MUTASAVVIFIN AHLÂKI (2) PDF 
Cuma, 14 Ekim 2022 00:00

MUTASAVVIFIN AHLÂKI (2)

(...dünden devam)

Nefsini ve fiillerini görmeyecek, yaptığı işten karşılık beklemeyecek, tevbeye sarılacak, tevbesinde sebat edecek, Allah'ın velilerine sevgi besleyecek; Allah ile, Resulü ile veya velileriyle sohbet edecektir.

Kesin tevekküle ermeden çalışmadan geri durmayacak, bununla beraber Allah'ın rızık hakkındaki garantisine kesin olarak güvenecektir.

Allah'ın yasaklarına uyacak, kendisine nasıl işlem yapılmasını istiyorsa insanlara öyle işlem yapacak, nefsi için sevdiğini başkaları için de sevecektir.

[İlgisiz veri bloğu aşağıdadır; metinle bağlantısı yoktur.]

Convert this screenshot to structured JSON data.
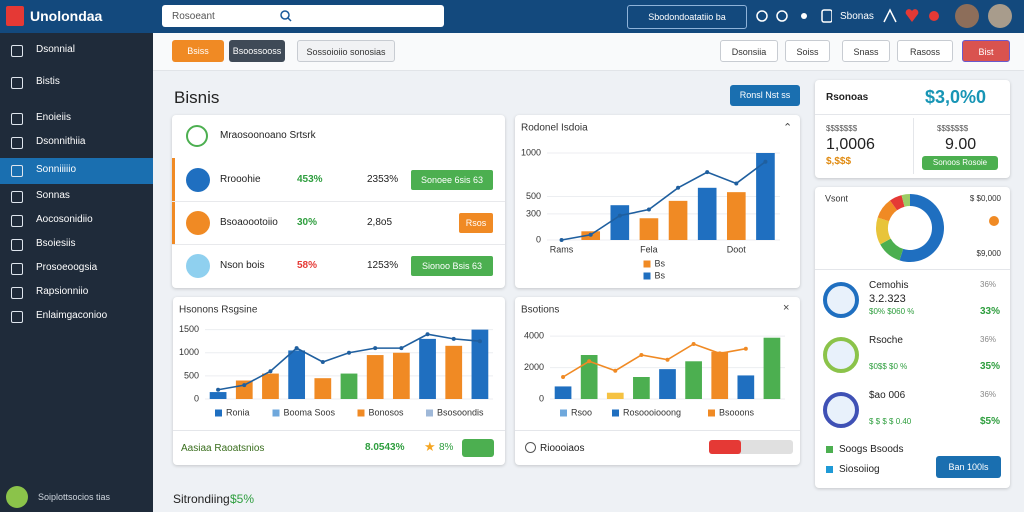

Allah'a duâ ederken edebe riâyet edecek, kulluk gereklerine sarılacak, ömründen geçen yılların hep muhalefet ve Allah'a isyan ile geçtiğini düşünerek nefsini hesaba çekecek, zahirde ve batında takvaya sarılacak, içini zikir, dışını ibadetle süsleyecektir. Riyazet yoluyla şeytandan sakınacak, ne dünyanın, ne de âhiretin, gönlünü Allah'tan meşgul etmemesine dikkat edecek, organlarını koruyup her organı kendi yaratılış gayesinde kullanacaktır. Herkese iyi zan besleyecektir.

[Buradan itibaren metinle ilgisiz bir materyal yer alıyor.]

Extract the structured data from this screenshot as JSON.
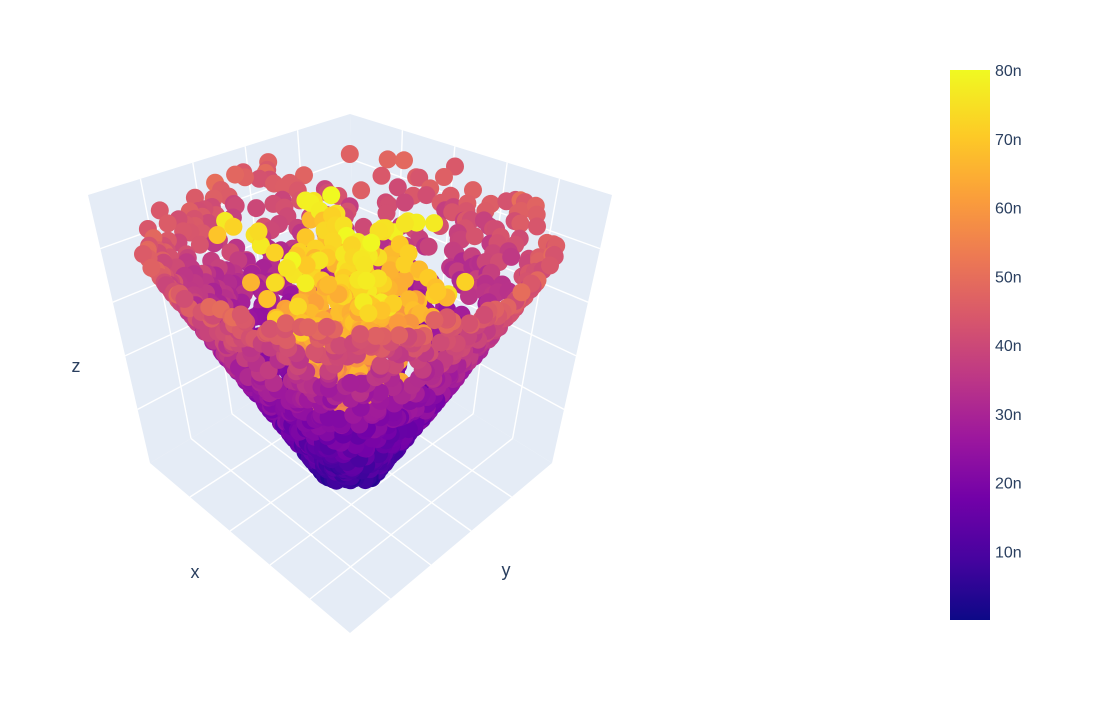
{
  "chart_data": {
    "type": "scatter3d",
    "axes": {
      "x_label": "x",
      "y_label": "y",
      "z_label": "z"
    },
    "colorbar": {
      "min": 0,
      "max": 80,
      "ticks": [
        "10n",
        "20n",
        "30n",
        "40n",
        "50n",
        "60n",
        "70n",
        "80n"
      ],
      "tick_values": [
        10,
        20,
        30,
        40,
        50,
        60,
        70,
        80
      ],
      "colorscale": [
        "#0d0887",
        "#46039f",
        "#7201a8",
        "#9c179e",
        "#bd3786",
        "#d8576b",
        "#ed7953",
        "#fb9f3a",
        "#fdca26",
        "#f0f921"
      ]
    },
    "marker_note": "",
    "pane_color": "#e5ecf6",
    "grid_color": "#ffffff"
  }
}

Dostlarına çok nasihat edecek, fakat nasihat ederken kendisinin de bu kusurları işlediğini düşünecek, işittiği büyük sözlerini kabul edecek, merhametli olacak, şehvetlere uymaktan, baş olma sevdasına düşmekten, övünme ve övülme davasından vaz geçecek.

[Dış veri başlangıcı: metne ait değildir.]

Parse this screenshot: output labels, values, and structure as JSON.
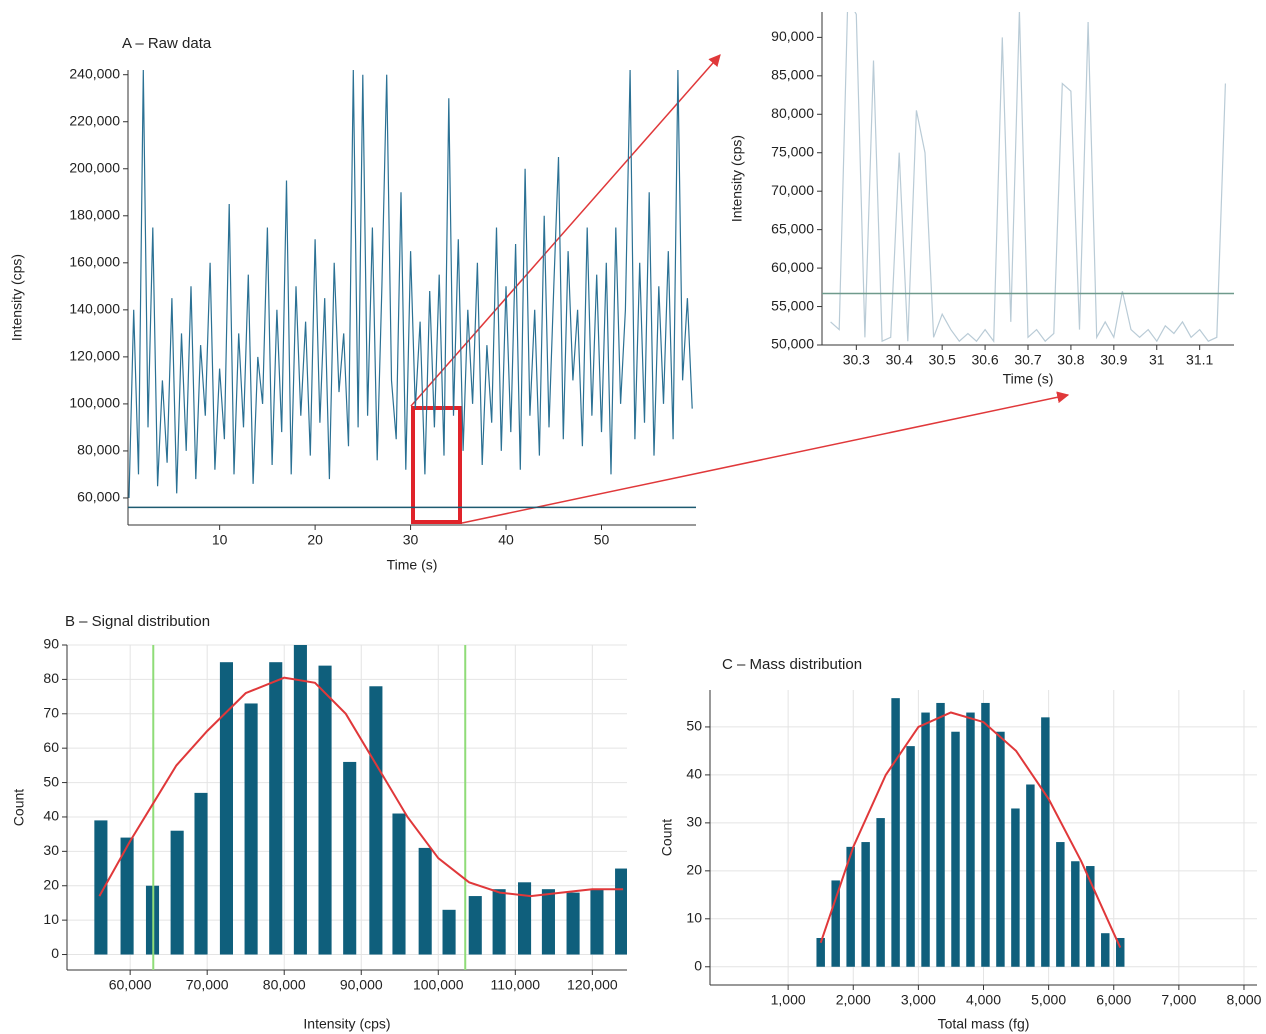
{
  "chart_data": [
    {
      "type": "line",
      "title": "A – Raw data",
      "x_label": "Time (s)",
      "y_label": "Intensity (cps)",
      "xlim": [
        0.4,
        59.9
      ],
      "ylim": [
        48500,
        242000
      ],
      "xticks": [
        10,
        20,
        30,
        40,
        50
      ],
      "yticks": [
        {
          "value": 60000,
          "label": "60,000"
        },
        {
          "value": 80000,
          "label": "80,000"
        },
        {
          "value": 100000,
          "label": "100,000"
        },
        {
          "value": 120000,
          "label": "120,000"
        },
        {
          "value": 140000,
          "label": "140,000"
        },
        {
          "value": 160000,
          "label": "160,000"
        },
        {
          "value": 180000,
          "label": "180,000"
        },
        {
          "value": 200000,
          "label": "200,000"
        },
        {
          "value": 220000,
          "label": "220,000"
        },
        {
          "value": 240000,
          "label": "240,000"
        }
      ],
      "grid": false,
      "threshold": {
        "value": 56000,
        "color": "#1d5a70"
      },
      "series": [
        {
          "color": "#2b7194",
          "x": [
            0.5,
            1,
            1.5,
            2,
            2.5,
            3,
            3.5,
            4,
            4.5,
            5,
            5.5,
            6,
            6.5,
            7,
            7.5,
            8,
            8.5,
            9,
            9.5,
            10,
            10.5,
            11,
            11.5,
            12,
            12.5,
            13,
            13.5,
            14,
            14.5,
            15,
            15.5,
            16,
            16.5,
            17,
            17.5,
            18,
            18.5,
            19,
            19.5,
            20,
            20.5,
            21,
            21.5,
            22,
            22.5,
            23,
            23.5,
            24,
            24.5,
            25,
            25.5,
            26,
            26.5,
            27,
            27.5,
            28,
            28.5,
            29,
            29.5,
            30,
            30.5,
            31,
            31.5,
            32,
            32.5,
            33,
            33.5,
            34,
            34.5,
            35,
            35.5,
            36,
            36.5,
            37,
            37.5,
            38,
            38.5,
            39,
            39.5,
            40,
            40.5,
            41,
            41.5,
            42,
            42.5,
            43,
            43.5,
            44,
            44.5,
            45,
            45.5,
            46,
            46.5,
            47,
            47.5,
            48,
            48.5,
            49,
            49.5,
            50,
            50.5,
            51,
            51.5,
            52,
            52.5,
            53,
            53.5,
            54,
            54.5,
            55,
            55.5,
            56,
            56.5,
            57,
            57.5,
            58,
            58.5,
            59,
            59.5
          ],
          "values": [
            60000,
            140000,
            70000,
            242000,
            90000,
            175000,
            65000,
            110000,
            75000,
            145000,
            62000,
            130000,
            80000,
            150000,
            68000,
            125000,
            95000,
            160000,
            72000,
            115000,
            85000,
            185000,
            70000,
            130000,
            90000,
            155000,
            66000,
            120000,
            100000,
            175000,
            74000,
            140000,
            88000,
            195000,
            70000,
            150000,
            95000,
            135000,
            78000,
            170000,
            92000,
            145000,
            68000,
            160000,
            105000,
            130000,
            82000,
            242000,
            90000,
            240000,
            95000,
            175000,
            76000,
            150000,
            240000,
            110000,
            85000,
            190000,
            72000,
            165000,
            98000,
            135000,
            70000,
            148000,
            90000,
            155000,
            78000,
            230000,
            95000,
            170000,
            80000,
            140000,
            100000,
            160000,
            74000,
            125000,
            92000,
            175000,
            80000,
            150000,
            88000,
            168000,
            72000,
            200000,
            95000,
            140000,
            78000,
            180000,
            90000,
            150000,
            205000,
            85000,
            165000,
            110000,
            140000,
            82000,
            175000,
            95000,
            155000,
            88000,
            160000,
            70000,
            175000,
            100000,
            140000,
            242000,
            85000,
            160000,
            92000,
            190000,
            78000,
            150000,
            100000,
            165000,
            85000,
            242000,
            110000,
            145000,
            98000
          ]
        }
      ]
    },
    {
      "type": "line",
      "x_label": "Time (s)",
      "y_label": "Intensity (cps)",
      "xlim": [
        30.22,
        31.18
      ],
      "ylim": [
        50000,
        93300
      ],
      "xticks": [
        30.3,
        30.4,
        30.5,
        30.6,
        30.7,
        30.8,
        30.9,
        31,
        31.1
      ],
      "yticks": [
        {
          "value": 50000,
          "label": "50,000"
        },
        {
          "value": 55000,
          "label": "55,000"
        },
        {
          "value": 60000,
          "label": "60,000"
        },
        {
          "value": 65000,
          "label": "65,000"
        },
        {
          "value": 70000,
          "label": "70,000"
        },
        {
          "value": 75000,
          "label": "75,000"
        },
        {
          "value": 80000,
          "label": "80,000"
        },
        {
          "value": 85000,
          "label": "85,000"
        },
        {
          "value": 90000,
          "label": "90,000"
        }
      ],
      "grid": false,
      "threshold": {
        "value": 56700,
        "color": "#6f9a8c"
      },
      "series": [
        {
          "color": "#b9cbd6",
          "x": [
            30.24,
            30.26,
            30.28,
            30.3,
            30.32,
            30.34,
            30.36,
            30.38,
            30.4,
            30.42,
            30.44,
            30.46,
            30.48,
            30.5,
            30.52,
            30.54,
            30.56,
            30.58,
            30.6,
            30.62,
            30.64,
            30.66,
            30.68,
            30.7,
            30.72,
            30.74,
            30.76,
            30.78,
            30.8,
            30.82,
            30.84,
            30.86,
            30.88,
            30.9,
            30.92,
            30.94,
            30.96,
            30.98,
            31,
            31.02,
            31.04,
            31.06,
            31.08,
            31.1,
            31.12,
            31.14,
            31.16
          ],
          "values": [
            53000,
            52000,
            95000,
            93000,
            51000,
            87000,
            50500,
            51000,
            75000,
            50500,
            80500,
            75000,
            51000,
            54000,
            52000,
            50500,
            51500,
            50500,
            52000,
            50500,
            90000,
            53000,
            93500,
            51000,
            52000,
            50500,
            51500,
            84000,
            83000,
            52000,
            92000,
            51000,
            53000,
            51000,
            57000,
            52000,
            51000,
            52000,
            50500,
            52500,
            51500,
            53000,
            51000,
            52000,
            50500,
            51000,
            84000
          ]
        }
      ]
    },
    {
      "type": "bar",
      "title": "B – Signal distribution",
      "x_label": "Intensity (cps)",
      "y_label": "Count",
      "xlim": [
        51800,
        124500
      ],
      "ylim": [
        -4.5,
        90
      ],
      "xticks": [
        {
          "value": 60000,
          "label": "60,000"
        },
        {
          "value": 70000,
          "label": "70,000"
        },
        {
          "value": 80000,
          "label": "80,000"
        },
        {
          "value": 90000,
          "label": "90,000"
        },
        {
          "value": 100000,
          "label": "100,000"
        },
        {
          "value": 110000,
          "label": "110,000"
        },
        {
          "value": 120000,
          "label": "120,000"
        }
      ],
      "yticks": [
        0,
        10,
        20,
        30,
        40,
        50,
        60,
        70,
        80,
        90
      ],
      "grid": true,
      "color": "#0f5f7c",
      "x": [
        56200,
        59600,
        62900,
        66100,
        69200,
        72500,
        75700,
        78900,
        82100,
        85300,
        88500,
        91900,
        94900,
        98300,
        101400,
        104800,
        107900,
        111200,
        114300,
        117500,
        120600,
        123800
      ],
      "values": [
        39,
        34,
        20,
        36,
        47,
        85,
        73,
        85,
        90,
        84,
        56,
        78,
        41,
        31,
        13,
        17,
        19,
        21,
        19,
        18,
        19,
        25
      ],
      "fit": {
        "color": "#e0383a",
        "x": [
          56000,
          60000,
          63000,
          66000,
          70000,
          75000,
          80000,
          84000,
          88000,
          92000,
          96000,
          100000,
          104000,
          108000,
          112000,
          116000,
          120000,
          124000
        ],
        "values": [
          17,
          33,
          44,
          55,
          65,
          76,
          80.5,
          79,
          70,
          55,
          40,
          28,
          21,
          18,
          17,
          18,
          19,
          19
        ]
      },
      "vlines": {
        "color": "#8fdc78",
        "values": [
          63000,
          103500
        ]
      }
    },
    {
      "type": "bar",
      "title": "C – Mass distribution",
      "x_label": "Total mass (fg)",
      "y_label": "Count",
      "xlim": [
        -200,
        8200
      ],
      "ylim": [
        -3.8,
        57.7
      ],
      "xticks": [
        {
          "value": 1000,
          "label": "1,000"
        },
        {
          "value": 2000,
          "label": "2,000"
        },
        {
          "value": 3000,
          "label": "3,000"
        },
        {
          "value": 4000,
          "label": "4,000"
        },
        {
          "value": 5000,
          "label": "5,000"
        },
        {
          "value": 6000,
          "label": "6,000"
        },
        {
          "value": 7000,
          "label": "7,000"
        },
        {
          "value": 8000,
          "label": "8,000"
        }
      ],
      "yticks": [
        0,
        10,
        20,
        30,
        40,
        50
      ],
      "grid": true,
      "color": "#0f5f7c",
      "x": [
        1500,
        1730,
        1960,
        2190,
        2420,
        2650,
        2880,
        3110,
        3340,
        3570,
        3800,
        4030,
        4260,
        4490,
        4720,
        4950,
        5180,
        5410,
        5640,
        5870,
        6100
      ],
      "values": [
        6,
        18,
        25,
        26,
        31,
        56,
        46,
        53,
        55,
        49,
        53,
        55,
        49,
        33,
        38,
        52,
        26,
        22,
        21,
        7,
        6
      ],
      "fit": {
        "color": "#e0383a",
        "x": [
          1500,
          2000,
          2500,
          3000,
          3500,
          4000,
          4500,
          5000,
          5500,
          6000,
          6100
        ],
        "values": [
          5,
          25,
          40,
          50,
          53,
          51,
          45,
          35,
          22,
          7,
          4
        ]
      }
    }
  ]
}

Allah'ı gereği gibi bilecek, O'nun yolunda zahmete katlanacak, belâ gelirse kimseye sızlanmayacak, başkasına değil, kendi nefsine dahi müdahene etmeyecek(yaltaklanmayacak)tır. Bütün kâinattan hür olup yalnız kâinatın Yaratıcısına kul olacaktır.

Allah'a hizmet etmekten sevinecek, kendisini ilgilendirmeyen şeylerle, dedikodu ile uğraşmayacaktır. Herhalde fakirliğe sarılacak (hiçbir şeyi kendisine mal etmeyecek), dünya tamahına düşmeyecek, güç mücahedeler yapmağa katlanacak, kendisinde bulunmayan halleri söylemeyecek, hali ne ise ancak onu haber verecektir. İlminde, ma'rifet, ma'­rifetinde mükâşefe, mükâşefesinde hakiki müşahede isteyecek, hiç kimsenin Allah'ı tam kavrayamayacağını, Allah'ı bilmenin hakikatine eremeyeceğini bilecektir.

Zikredenlere tevazu gösterecek, öğüt verenlerden hakkı kabul edecek, yaratıklara acıyacaktır.

Zengin, hiçbir sebeple fakirden (ücretsiz) hizmet beklemeyecektir. Cüneyd, müridlerinden birinin, çarşıdan aldığı yiyeceği, fakire verip taşıttığını görünce o yiyeceği yememiş, attırmış; orada bulunan al-Havass ise o adama: "Dünya ne kadar gözünde büyümüş ki fakiri yiyeceğinin hamalı yapıyorsun?" demiş.